Inaccurate Documentation of Ordered Meal Assistance
Penalty
Summary
The deficiency involves the facility’s failure to maintain accurate medical records and to document care in accordance with professional standards for a resident with a physician’s order for assistance with meals at all times. The resident was readmitted in December 2021 with a diagnosis that included food in the respiratory tract causing injury. A Minimum Data Set assessment dated in January 2026 indicated the resident required partial/moderate assistance of one staff member for eating. A physician’s order dated 11/25/2025 directed staff to assist the resident with meals at all times, twice daily, during the 7:00 AM–3:00 PM and 3:00 PM–11:00 PM shifts.

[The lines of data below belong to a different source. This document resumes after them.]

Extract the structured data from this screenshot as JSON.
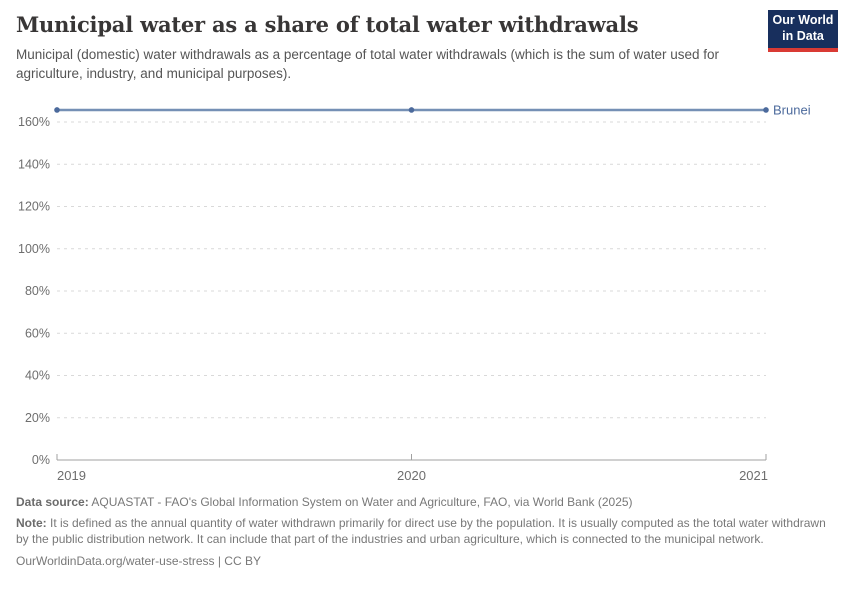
{
  "header": {
    "title": "Municipal water as a share of total water withdrawals",
    "subtitle": "Municipal (domestic) water withdrawals as a percentage of total water withdrawals (which is the sum of water used for agriculture, industry, and municipal purposes).",
    "logo": {
      "line1": "Our World",
      "line2": "in Data",
      "bg_color": "#182f5d",
      "stripe_color": "#d93a34"
    }
  },
  "chart_data": {
    "type": "line",
    "title": "Municipal water as a share of total water withdrawals",
    "x": [
      2019,
      2020,
      2021
    ],
    "xtick_labels": [
      "2019",
      "2020",
      "2021"
    ],
    "ytick_values": [
      0,
      20,
      40,
      60,
      80,
      100,
      120,
      140,
      160
    ],
    "ytick_labels": [
      "0%",
      "20%",
      "40%",
      "60%",
      "80%",
      "100%",
      "120%",
      "140%",
      "160%"
    ],
    "ylim": [
      0,
      160
    ],
    "grid": "horizontal-dashed",
    "legend_position": "end-of-line-label",
    "series": [
      {
        "name": "Brunei",
        "values": [
          165.7,
          165.7,
          165.7
        ],
        "color": "#4C6A9C",
        "line_color": "#7590b5"
      }
    ]
  },
  "footer": {
    "data_source_label": "Data source:",
    "data_source_text": " AQUASTAT - FAO's Global Information System on Water and Agriculture, FAO, via World Bank (2025)",
    "note_label": "Note:",
    "note_text": " It is defined as the annual quantity of water withdrawn primarily for direct use by the population. It is usually computed as the total water withdrawn by the public distribution network. It can include that part of the industries and urban agriculture, which is connected to the municipal network.",
    "citation": "OurWorldinData.org/water-use-stress | CC BY"
  }
}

Surveyors observed the resident eating independently in a common area without staff assistance on two separate occasions during the midday meal period. Despite these observations, the January 2026 Treatment Administration Record showed the physician’s order for meal assistance as completed for the 7:00 AM–3:00 PM shift on both days. During an interview, the RN who documented completion for one of those shifts admitted he had not personally assisted the resident with eating, stated that the task was delegated to NAs, and acknowledged he did not know which NA, if any, had assisted the resident during lunch. He further acknowledged that he documented the order as completed despite being unaware whether the assistance had actually been provided. The DON stated she would expect staff to follow physician orders and document accurately in the resident’s record.